A number of artists import natural materials into the gallery environment to blur the lines between outside and inside. An early example of this is Walter de Maria’s, ‘The New York Earth Room, 1977’ (Foundation, 2017) where Maria imported 197 cubic meters of earth and spread it evenly over the floor of a white walled gallery space.

More recently the work of Olafur Eliasson brings elements of the outside into the gallery environment and creates a sense of place within them. ‘The Weather Project, 2003’ consisted of a giant ‘sun’ made out of hundreds of mono-frequency lamps, a mirrored ceiling, and haze machines producing a fine mist atmosphere. Over ten years later, ‘Riverbed, 2014’ created a rock landscape and stream inside a gallery.


Olafur Eliasson, Riverbed, 2014 (changeorder, 2015)

Eliasson’s work considers what is ‘natural’ and how our experience of nature, natural phenomena and landscape is actually cultural. To engage viewers with this question, his installations are created in a way that enables people to see the construction techniques used. ‘The Weather Project’ allowed viewers to walk behind the ‘sun’ and see how it was made (Tate, 2003); ‘Riverbed’ was obviously a built landscape because of its setting in a gallery. He wants to make it clear how his installations are made so the viewer can question what they are experiencing (Collins, 2014).

Both pieces invite more interaction than purely observation, with the visitors having an impact on the work as they pass through it, or actively interacting with it. Many of the reviewers point towards the freedom in this work from the usual rules of engagement in a museum environment. The installation removes the ‘rules’ of a gallery experience and ‘there is no expected way to act within or experience the space, allowing for freedom of reflection, thought, sensory experience, and sense of self.’ (Quddus, 2014), others find ‘something disorienting about a piece that so openly invites intervention’ (Secher, 2014). These reviews were about ‘Riverbed’, but looking at the videos of ‘The Weather Project’, the same seems to be the case for this installation.

‘Riverbed’ can be seen as contemplative in a similar way to the layout of a Japanese garden, it is monochromatic and simplistic, with a peaceful stream flowing through it. Conversely it can also be viewed as sinister and destructive, the barren and lifeless landscape imposing itself on the gallery like a scene of devastation or ‘a post-apocalyptic environment’ (Coghlan, 2015). Eliasson is interested in how people can shift between the two perceptions dependent on their mood and the impact of the people around them (Louisiana Museum of Modern Art, 2014).

It is hard to know what my response to this work would be without being able to experience it, but I think I would find it oppressive. The sterile nature of the landscape in the equally sterile gallery environment would find me relieved to escape into the outside world. However I experienced it, both ways of viewing it detailed above are strong emotional responses, so would therefore evoke a strong sense of place. Interacting with and contemplating the meaning of the installation would create a strong memory and opinion of the work which would not be quickly forgotten.
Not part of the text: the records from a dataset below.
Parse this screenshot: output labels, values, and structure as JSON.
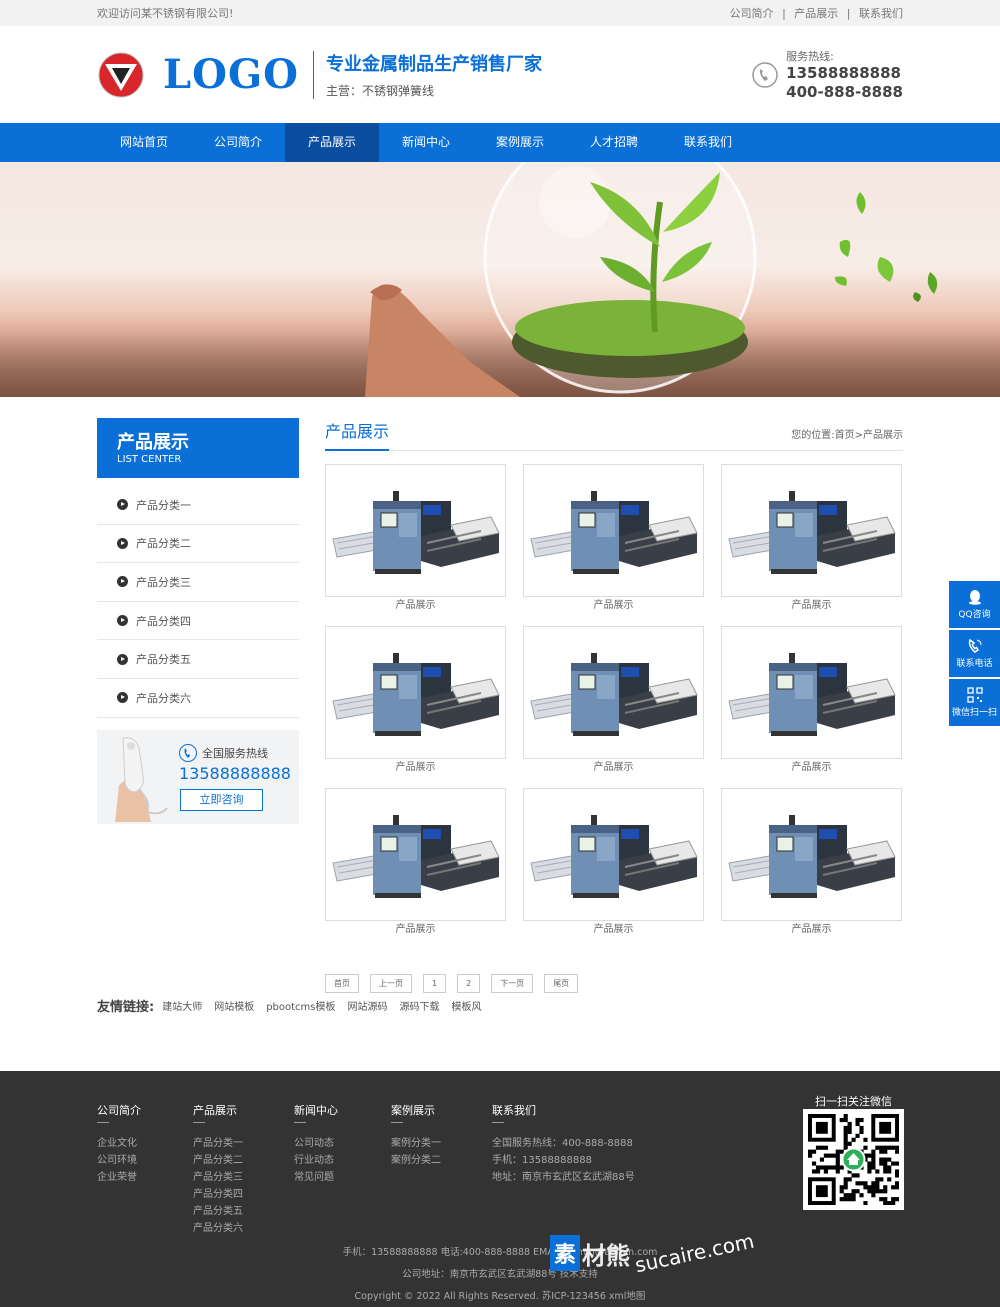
{
  "topbar": {
    "welcome": "欢迎访问某不锈钢有限公司!",
    "links": [
      "公司简介",
      "产品展示",
      "联系我们"
    ],
    "sep": "|"
  },
  "header": {
    "logo_text": "LOGO",
    "slogan_main": "专业金属制品生产销售厂家",
    "slogan_sub": "主营：不锈钢弹簧线",
    "hotline_label": "服务热线:",
    "hotline_1": "13588888888",
    "hotline_2": "400-888-8888"
  },
  "nav": {
    "items": [
      "网站首页",
      "公司简介",
      "产品展示",
      "新闻中心",
      "案例展示",
      "人才招聘",
      "联系我们"
    ],
    "active_index": 2
  },
  "sidebar": {
    "title": "产品展示",
    "subtitle": "LIST CENTER",
    "items": [
      "产品分类一",
      "产品分类二",
      "产品分类三",
      "产品分类四",
      "产品分类五",
      "产品分类六"
    ],
    "contact_title": "全国服务热线",
    "contact_number": "13588888888",
    "contact_button": "立即咨询"
  },
  "content": {
    "title": "产品展示",
    "breadcrumb": "您的位置:首页>产品展示",
    "products": [
      "产品展示",
      "产品展示",
      "产品展示",
      "产品展示",
      "产品展示",
      "产品展示",
      "产品展示",
      "产品展示",
      "产品展示"
    ],
    "pager": [
      "首页",
      "上一页",
      "1",
      "2",
      "下一页",
      "尾页"
    ]
  },
  "friends": {
    "label": "友情链接:",
    "links": [
      "建站大师",
      "网站模板",
      "pbootcms模板",
      "网站源码",
      "源码下载",
      "模板风"
    ]
  },
  "footer": {
    "columns": [
      {
        "title": "公司简介",
        "items": [
          "企业文化",
          "公司环境",
          "企业荣誉"
        ]
      },
      {
        "title": "产品展示",
        "items": [
          "产品分类一",
          "产品分类二",
          "产品分类三",
          "产品分类四",
          "产品分类五",
          "产品分类六"
        ]
      },
      {
        "title": "新闻中心",
        "items": [
          "公司动态",
          "行业动态",
          "常见问题"
        ]
      },
      {
        "title": "案例展示",
        "items": [
          "案例分类一",
          "案例分类二"
        ]
      },
      {
        "title": "联系我们",
        "items": [
          "全国服务热线：400-888-8888",
          "手机：13588888888",
          "地址：南京市玄武区玄武湖88号"
        ]
      }
    ],
    "qr_title": "扫一扫关注微信",
    "line_1": "手机：13588888888 电话:400-888-8888 EMAIL:admin@admin.com",
    "line_2": "公司地址：南京市玄武区玄武湖88号 技术支持",
    "line_3": "Copyright © 2022 All Rights Reserved. 苏ICP-123456 xml地图"
  },
  "float": {
    "items": [
      "QQ咨询",
      "联系电话",
      "微信扫一扫"
    ]
  },
  "watermark": {
    "box": "素",
    "text": "材熊",
    "url": "sucaire.com"
  },
  "colors": {
    "brand_blue": "#0a6fd6",
    "nav_active": "#0b4ea0",
    "footer_bg": "#333333"
  }
}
The installations accentuate elements of the natural environment we might not pay attention to normally. Voon (2014) puts this down to ‘the role of the white cube in creating more alluring environments.’ These installations certainly couldn’t work in the same way anywhere else but in these gallery environments because their isolation from the real world is a necessary part of the work. Eliasson does not see the gallery environment as a vacuum as discussed in the introduction, rather he sees it as an environment that should amplify what we know about the world. Whether it succeeds depends whether there is trust – if visitors experience an exhibition where they are trusted, they then have trust in themselves to interact with the art (Louisiana Museum of Modern Art, 2014). From videos of viewers interacting with his installations, I would say that this trust has been achieved.

Smaller scale landscapes

In this section I will look at the work of Mariele Neudecker. The works she creates appear like fantasy landscapes, but they are actually based on romantic paintings where the artist (Friedrich) adapted the landscape to suit what he wanted to show. Neudecker recreates these landscapes and immerses them in tanks with dyes and salts which react over time to create different atmospheres, simulating the effects of fog or sunsets on the scenes. The highly detailed landscapes are crafted in great detail to give the illusion of reality, with the aim of being able to transport the viewer into the scene in their mind’s eye (Cumming, 2000).

Heaven the sky

Mariele Neudecker, Heaven, The Sky, 2008 (Jeffery, 2011)

‘Heaven the Sky, 2008’ consists of two large glass tanks housing cropped mountain ranges made from cast and painted fibreglass, filled with water and a chemical solution. This piece addresses a number of different issues:


The chemical reaction which takes place in the tanks results in a change in the environment, simulating snow forming on the mountain tops and fog around the base of them, similar changes to those which take place in our own environment.

The scenes are also animated by the viewer moving around them, through refraction from the water in the tanks, reflections off the glass walls and changing views as foreground becomes background and vice versa.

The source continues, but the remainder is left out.